Q-talk 89 - Finishing

For those who have yet to start the finishing process of your Q, the following might help:

1. Everyone has only so much sanding in them, so make it count and minimize the work required.

2. Use the right materials, cheap abrasives are no bargain. Use West system epoxy finishing materials. They work and they are softer and cheaper than the structural epoxies.

3. Start finishing from the time you begin construction. It seems to elude some that putting 0.020" of glass over "corrugated surfaces" will not automatically transform them into flat surfaces. Foam is much easier to sand than glass, so sand it and get the core dead right prior to glassing.

4. Use several size sanding blocks and use them intelligently. Sawing back and forth on a curved surface will not ensure it stays curved . +-45 degree to leading edges works in most places

5. Ensure you know the difference between flat and smooth. A billiard ball is smooth but it is not flat.

6. Peel ply everything. That way there is a dramatic reduction in sanding the hard surfaces, no jagged edges as well as far less structural damage. There is also much less filler shrinkage, not to mention a lot less filler.

7. Stop sanding the moment you hit glass.

8. Don't guess, map the lows and fill them first. Use straight edges of varying lengths and plot the fill and sand cycles. Learn to color sand. Get familiar with and use the tools plasterers use, troweling on micro so it is smooth is much, much smarter than icing a cake and sanding.
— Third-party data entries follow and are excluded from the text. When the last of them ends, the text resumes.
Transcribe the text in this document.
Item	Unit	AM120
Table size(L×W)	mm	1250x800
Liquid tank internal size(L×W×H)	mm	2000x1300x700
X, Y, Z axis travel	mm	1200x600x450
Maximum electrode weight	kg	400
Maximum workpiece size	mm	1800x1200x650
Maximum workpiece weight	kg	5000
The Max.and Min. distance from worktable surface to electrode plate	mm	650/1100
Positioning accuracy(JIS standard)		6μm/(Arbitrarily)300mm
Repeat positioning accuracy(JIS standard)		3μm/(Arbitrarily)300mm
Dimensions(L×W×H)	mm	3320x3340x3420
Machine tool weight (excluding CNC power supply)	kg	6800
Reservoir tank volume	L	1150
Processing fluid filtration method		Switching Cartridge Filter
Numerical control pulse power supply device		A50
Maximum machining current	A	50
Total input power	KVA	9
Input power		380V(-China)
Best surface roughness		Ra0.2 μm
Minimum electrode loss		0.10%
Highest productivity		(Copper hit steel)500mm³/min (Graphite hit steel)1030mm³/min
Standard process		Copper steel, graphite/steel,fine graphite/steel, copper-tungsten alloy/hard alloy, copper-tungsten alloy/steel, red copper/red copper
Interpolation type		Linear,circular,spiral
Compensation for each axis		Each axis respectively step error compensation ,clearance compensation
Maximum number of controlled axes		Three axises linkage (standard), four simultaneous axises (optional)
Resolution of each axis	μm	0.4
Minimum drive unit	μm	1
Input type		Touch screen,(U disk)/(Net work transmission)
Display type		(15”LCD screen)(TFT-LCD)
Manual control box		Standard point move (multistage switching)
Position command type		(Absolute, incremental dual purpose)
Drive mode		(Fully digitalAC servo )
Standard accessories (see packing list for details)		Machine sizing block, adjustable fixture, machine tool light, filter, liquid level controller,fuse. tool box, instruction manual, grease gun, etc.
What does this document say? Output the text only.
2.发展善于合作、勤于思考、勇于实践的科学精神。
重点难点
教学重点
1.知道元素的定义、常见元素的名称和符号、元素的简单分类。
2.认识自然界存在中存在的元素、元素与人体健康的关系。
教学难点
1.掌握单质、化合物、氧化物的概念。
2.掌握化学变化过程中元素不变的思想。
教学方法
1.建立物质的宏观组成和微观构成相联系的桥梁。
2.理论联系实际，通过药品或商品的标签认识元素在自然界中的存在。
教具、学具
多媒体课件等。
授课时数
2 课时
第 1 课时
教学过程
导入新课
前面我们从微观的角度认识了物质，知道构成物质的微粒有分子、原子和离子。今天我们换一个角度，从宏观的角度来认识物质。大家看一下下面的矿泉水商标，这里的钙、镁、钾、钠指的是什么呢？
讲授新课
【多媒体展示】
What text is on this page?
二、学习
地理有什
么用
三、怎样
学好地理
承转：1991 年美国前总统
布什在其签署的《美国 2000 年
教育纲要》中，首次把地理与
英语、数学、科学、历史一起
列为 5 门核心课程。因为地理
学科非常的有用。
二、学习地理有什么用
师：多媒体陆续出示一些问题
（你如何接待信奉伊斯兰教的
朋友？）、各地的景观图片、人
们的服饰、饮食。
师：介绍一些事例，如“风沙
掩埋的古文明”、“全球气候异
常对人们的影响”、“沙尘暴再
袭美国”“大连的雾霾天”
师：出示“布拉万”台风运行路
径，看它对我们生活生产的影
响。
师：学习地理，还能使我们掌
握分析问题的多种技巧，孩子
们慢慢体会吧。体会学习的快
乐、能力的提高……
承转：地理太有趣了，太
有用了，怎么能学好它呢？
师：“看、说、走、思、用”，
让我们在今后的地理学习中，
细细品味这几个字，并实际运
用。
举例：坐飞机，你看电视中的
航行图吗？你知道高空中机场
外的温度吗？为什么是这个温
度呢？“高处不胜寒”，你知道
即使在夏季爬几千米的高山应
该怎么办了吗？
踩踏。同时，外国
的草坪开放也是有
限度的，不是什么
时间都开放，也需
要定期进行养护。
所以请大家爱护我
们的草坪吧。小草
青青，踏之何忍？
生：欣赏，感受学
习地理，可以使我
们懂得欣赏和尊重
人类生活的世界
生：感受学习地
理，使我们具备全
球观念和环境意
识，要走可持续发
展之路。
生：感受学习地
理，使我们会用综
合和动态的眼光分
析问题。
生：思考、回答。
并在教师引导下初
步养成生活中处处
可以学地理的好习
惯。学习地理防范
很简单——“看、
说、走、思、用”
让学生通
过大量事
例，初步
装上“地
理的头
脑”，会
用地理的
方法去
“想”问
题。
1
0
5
9. Go from the general to the specific - i.e. get it the right shape first. 60 - 80 grit will really shift micro in a hurry. Do not worry about the surface finish until the shape is right. Know what the right shape is before you start. Learn the difference between the right shape with a rough finish and the wrong shape with a smooth finish.

10. Learn how to form even gaps.

11. When the shape is right, sand with 100 grit.

12. Choose and use a finishing system which has compatible chemistry from top to substrate inclusive. Get the application notes for the product and follow them.

Final thought: Finishing is the last thing you do but it is the first thing that everyone sees. It is carried out when the builder is at a time, energy, resource and emotional ebb. It is no wonder there are so many very sound aircraft which look as though they have been painted by Mr. Bean. It need not be so. Aircraft are long time built.

(When questioned about the use of peel ply on everything, John responded with the following justification.)

Resin starvation has nothing to do with peel plying. It has everything to do with laminating expertise in preparation, execution, inspection and standards that are set. With normal wet layups, you can never get glass to resin ratios close to those possible with competent vacuuming of wet layups and you are very hard pressed to get close the figures which routinely emerge from pressure/ prepreg/ oven curing.

When you wet layup glass and then squeegee too much, your little bumps of glass compress down under the blade of the squeegee, and then spring back up again, sucking in air. If you do the same thing with a peel ply, the site is sealed and air re entrapment is much less likely, particularly if you start with a slightly resin rich layup. The peel ply stays down, consolidates the layup and smoothes the surface. With peel ply you will do better than wet layups - but that is only part of the process- the wing ain't finished 'till its finished!

Don't take my word for it, do the following experiment.

Get two sheets of alloy, wax/pva them, and do a layup of 3 BID 8"x8". Peel ply one with white (no perforated) Dacron fabric and make sure the temperature is at least in the middle of the recommended working temperature range. Squeegee it until you can no longer see a ridge form when you wipe it across the peel ply surface. You will know when you get too lean and the excess can be worked back into any areas where you overdo it. Push the resin off in all directions. Do an equivalent layup following the conventional "wisdom". Let them both cure. Cut a 6"x6" square from each and weigh them.

Next sand them until they are both completely white and time the process. Then perform the finishing process through to the top coat, timing each operation. Weigh them again and then decide which is the smart way to proceed.

Here are additional reasons why you should use Peel Ply.

1. It enables a much leaner layup i.e. much more resin can be removed without pulling air into the laminate. The layup is therefore lighter.

2. It forces the fibers to lie flatter. This improves the mechanical performance (less kinking is better).

3. By consolidating the fiber bundles and reducing the peaks and troughs, much less filler is required and far less sanding (read fiber damage) is needed before subsequent layups and finishing.

4. If and when you need to sand, the surface is much easier to sand to the state required ie a uniform scratched surface rather than trying to sand down into the troughs

5. Sanding of "natural weave will knock the peaks off first which will result in much deeper bundle damage than if the fibers were all collinear. ( so much so that smart designers make allowances for up to half to the top skin to be removed in the sanding process. Unfortunately other designers do not)

6. It helps support vertical tapes if they are laid up on peel ply first and then carried to the job.

For the reasons stated above, the layup is not heavier, it is stronger and will remain so after the finishing process.

Peel plying can be considered the poor man's vacuum bagging.